La seconda notizia buona è che il ‘patto di bilancio’ voluto dalla cancelliera tedesca Merkel lunedì sarà firmato e controfirmato. Non ancora ratificato, però: può darsi che ci sia qualche incidente di percorso tra parlamenti nazionali e opinioni pubbliche, ma siccome basterà la ratifica di 12 paesi su 17 dell’Eurozona per farlo entrare in vigore, la strada è se non in discesa, almeno piana. Il ‘patto’ (‘fiscal compact’ in inglese) è la cornice politico-giuridica che bullona la disciplina di bilancio degli stati dell’euro, rende ancora più difficile ai governi respingere la richiesta della Commissione europea di avviare la procedura europea in caso di superamento ingiustificato del 3% di deficit/pil (con le nuove regole già in vigore si arriva rapidamente alle sanzioni). Con i mercati in perenne fibrillazione un banale ‘early warning’ (allarme preventivo) sui conti pubblici sarà ben più di una frustata passeggera. La terza notizia buona è che finalmente i capi di stato e di governo si apprestano a occuparsi di crescita economica e di occupazione (specie dei giovani) consapevoli che presentare solo il lato duro dell’interventismo europeo non solo è controproducente dal punto di vista politico (la crisi ha spazzato via già molti governi, compreso quello guidato da Berlusconi), ma è anche un boomerang: senza crescita non ci sono risorse per ridurre l’indebitamento in una fase di restrizione finanziaria su scala continentale.

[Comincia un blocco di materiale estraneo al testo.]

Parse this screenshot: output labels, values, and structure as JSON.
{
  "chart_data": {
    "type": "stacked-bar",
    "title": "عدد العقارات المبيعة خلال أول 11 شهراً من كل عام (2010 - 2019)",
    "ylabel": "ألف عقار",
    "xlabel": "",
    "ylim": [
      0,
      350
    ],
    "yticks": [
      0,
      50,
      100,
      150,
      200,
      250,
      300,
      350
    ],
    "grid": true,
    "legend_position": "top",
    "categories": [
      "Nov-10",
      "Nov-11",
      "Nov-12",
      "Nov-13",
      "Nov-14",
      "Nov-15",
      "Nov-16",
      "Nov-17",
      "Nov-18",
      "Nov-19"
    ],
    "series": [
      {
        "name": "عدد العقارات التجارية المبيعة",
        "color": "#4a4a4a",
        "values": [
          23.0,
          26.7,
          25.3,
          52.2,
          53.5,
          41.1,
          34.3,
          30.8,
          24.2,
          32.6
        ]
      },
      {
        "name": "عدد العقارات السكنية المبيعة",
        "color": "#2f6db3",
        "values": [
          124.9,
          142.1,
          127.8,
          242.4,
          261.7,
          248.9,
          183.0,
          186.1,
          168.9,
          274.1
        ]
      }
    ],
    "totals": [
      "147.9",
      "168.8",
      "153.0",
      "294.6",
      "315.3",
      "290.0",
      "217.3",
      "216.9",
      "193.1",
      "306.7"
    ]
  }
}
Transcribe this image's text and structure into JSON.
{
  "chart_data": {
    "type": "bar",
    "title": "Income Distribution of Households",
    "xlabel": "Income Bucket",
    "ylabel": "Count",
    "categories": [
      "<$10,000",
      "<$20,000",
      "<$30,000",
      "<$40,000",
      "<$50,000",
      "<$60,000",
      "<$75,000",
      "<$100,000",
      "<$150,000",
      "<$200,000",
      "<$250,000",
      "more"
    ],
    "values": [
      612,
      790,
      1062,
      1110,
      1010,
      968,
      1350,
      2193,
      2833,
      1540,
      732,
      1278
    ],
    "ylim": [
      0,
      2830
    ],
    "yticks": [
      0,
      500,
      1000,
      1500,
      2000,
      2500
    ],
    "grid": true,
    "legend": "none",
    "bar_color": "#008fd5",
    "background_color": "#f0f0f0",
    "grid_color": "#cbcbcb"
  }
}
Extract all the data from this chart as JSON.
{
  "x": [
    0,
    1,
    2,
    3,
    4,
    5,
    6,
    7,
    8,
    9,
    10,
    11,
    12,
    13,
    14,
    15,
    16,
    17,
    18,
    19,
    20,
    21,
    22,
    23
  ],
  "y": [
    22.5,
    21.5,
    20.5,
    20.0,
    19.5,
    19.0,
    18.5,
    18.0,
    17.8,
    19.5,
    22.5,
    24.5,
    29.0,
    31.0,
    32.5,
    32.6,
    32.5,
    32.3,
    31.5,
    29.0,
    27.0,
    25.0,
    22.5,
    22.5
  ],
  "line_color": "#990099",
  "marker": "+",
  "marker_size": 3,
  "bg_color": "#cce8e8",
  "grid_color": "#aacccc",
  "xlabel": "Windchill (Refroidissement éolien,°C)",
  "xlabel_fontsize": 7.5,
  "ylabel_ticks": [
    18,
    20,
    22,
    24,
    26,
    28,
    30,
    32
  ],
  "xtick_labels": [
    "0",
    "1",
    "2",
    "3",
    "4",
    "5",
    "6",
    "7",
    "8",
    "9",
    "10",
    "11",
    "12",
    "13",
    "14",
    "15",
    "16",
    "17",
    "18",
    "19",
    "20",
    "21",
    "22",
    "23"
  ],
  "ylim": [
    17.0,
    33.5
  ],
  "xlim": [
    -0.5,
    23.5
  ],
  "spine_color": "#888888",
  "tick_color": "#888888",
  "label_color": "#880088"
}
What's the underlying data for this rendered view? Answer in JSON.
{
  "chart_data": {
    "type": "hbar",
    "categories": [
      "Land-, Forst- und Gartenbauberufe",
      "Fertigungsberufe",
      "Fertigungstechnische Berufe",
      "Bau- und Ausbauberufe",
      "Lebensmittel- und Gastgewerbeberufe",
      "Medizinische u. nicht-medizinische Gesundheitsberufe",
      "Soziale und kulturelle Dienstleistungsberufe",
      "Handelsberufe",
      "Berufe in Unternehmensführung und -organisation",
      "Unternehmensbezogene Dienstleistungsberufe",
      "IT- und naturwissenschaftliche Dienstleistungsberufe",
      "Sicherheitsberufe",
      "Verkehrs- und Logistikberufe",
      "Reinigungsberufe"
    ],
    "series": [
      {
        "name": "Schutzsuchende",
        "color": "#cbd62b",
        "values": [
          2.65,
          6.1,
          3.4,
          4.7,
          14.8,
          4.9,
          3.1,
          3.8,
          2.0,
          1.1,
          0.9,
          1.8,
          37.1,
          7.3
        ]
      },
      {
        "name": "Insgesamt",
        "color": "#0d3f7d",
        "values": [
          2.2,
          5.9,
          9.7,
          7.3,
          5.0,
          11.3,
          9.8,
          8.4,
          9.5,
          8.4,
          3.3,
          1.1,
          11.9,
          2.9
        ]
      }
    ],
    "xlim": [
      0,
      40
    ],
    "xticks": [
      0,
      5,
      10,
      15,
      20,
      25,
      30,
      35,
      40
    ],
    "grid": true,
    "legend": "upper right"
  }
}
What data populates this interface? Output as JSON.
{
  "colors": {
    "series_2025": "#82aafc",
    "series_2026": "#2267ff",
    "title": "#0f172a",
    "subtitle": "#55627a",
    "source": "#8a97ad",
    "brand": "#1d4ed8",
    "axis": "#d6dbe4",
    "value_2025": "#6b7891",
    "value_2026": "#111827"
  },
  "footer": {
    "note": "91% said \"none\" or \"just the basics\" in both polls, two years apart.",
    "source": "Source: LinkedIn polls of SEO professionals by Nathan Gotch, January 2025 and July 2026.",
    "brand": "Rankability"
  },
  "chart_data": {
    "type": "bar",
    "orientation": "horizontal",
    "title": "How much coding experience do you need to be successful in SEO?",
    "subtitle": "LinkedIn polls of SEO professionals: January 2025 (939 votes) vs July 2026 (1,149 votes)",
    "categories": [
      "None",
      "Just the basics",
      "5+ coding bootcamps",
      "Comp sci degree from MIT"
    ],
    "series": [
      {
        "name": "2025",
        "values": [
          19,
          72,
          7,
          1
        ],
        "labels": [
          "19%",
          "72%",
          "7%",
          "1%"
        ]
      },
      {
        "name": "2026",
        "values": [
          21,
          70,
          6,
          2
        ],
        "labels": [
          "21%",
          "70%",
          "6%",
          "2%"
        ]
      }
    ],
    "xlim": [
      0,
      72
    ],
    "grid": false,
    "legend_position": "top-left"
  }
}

E ora le notizie cattive. La prima è direttamente legata all’ultima notizia buona: oggi non si tratta semplicemente di migliorare o irrobustire la crescita, stando alle ultime stime Fmi si tratta di fronteggiare di nuovo una recessione (-0,5% quest’anno). Con una divergenza crescente tra i paesi dell’unione monetaria: l’Italia sta peggio degli altri (-2,2% nel 2012 e -0,6% nel 2013), la Germania fa da mezzo argine (+0,3% quest’anno e ripresa all’1,5% nel 2013) insieme con la Francia (+0,2% e +1%). Ci vorrebbe qualcosa di più del solito menu delle cose da fare che si ritrova in tutti i documenti europei, ma chi cerca qualche novità nella dichiarazione politica che sarà discussa dai capi di stato e di governo lunedì prossimo resterà deluso. Le priorità Ue sulle quali convogliare il massimo dei fondi europei possibili sono tre: lavoro per i giovani, completamento del mercato interno, accesso al credito per le piccole e medie imprese l’accesso al credito. A prima vista non c’è un elemento nuovo rispetto a quanto già annunciato o previsto. Potrebbe esserci qualche precisazione in termini di calendario (il governo italiano vorrebbe scrivere una data a fianco di ogni impegno preso), niente di fondamentalmente nuovo oltre alla drammatizzazione dell’analisi (“la crescita media sta rallentando, i mercati finanziari restano instabili e la disoccupazione sta aumentando”).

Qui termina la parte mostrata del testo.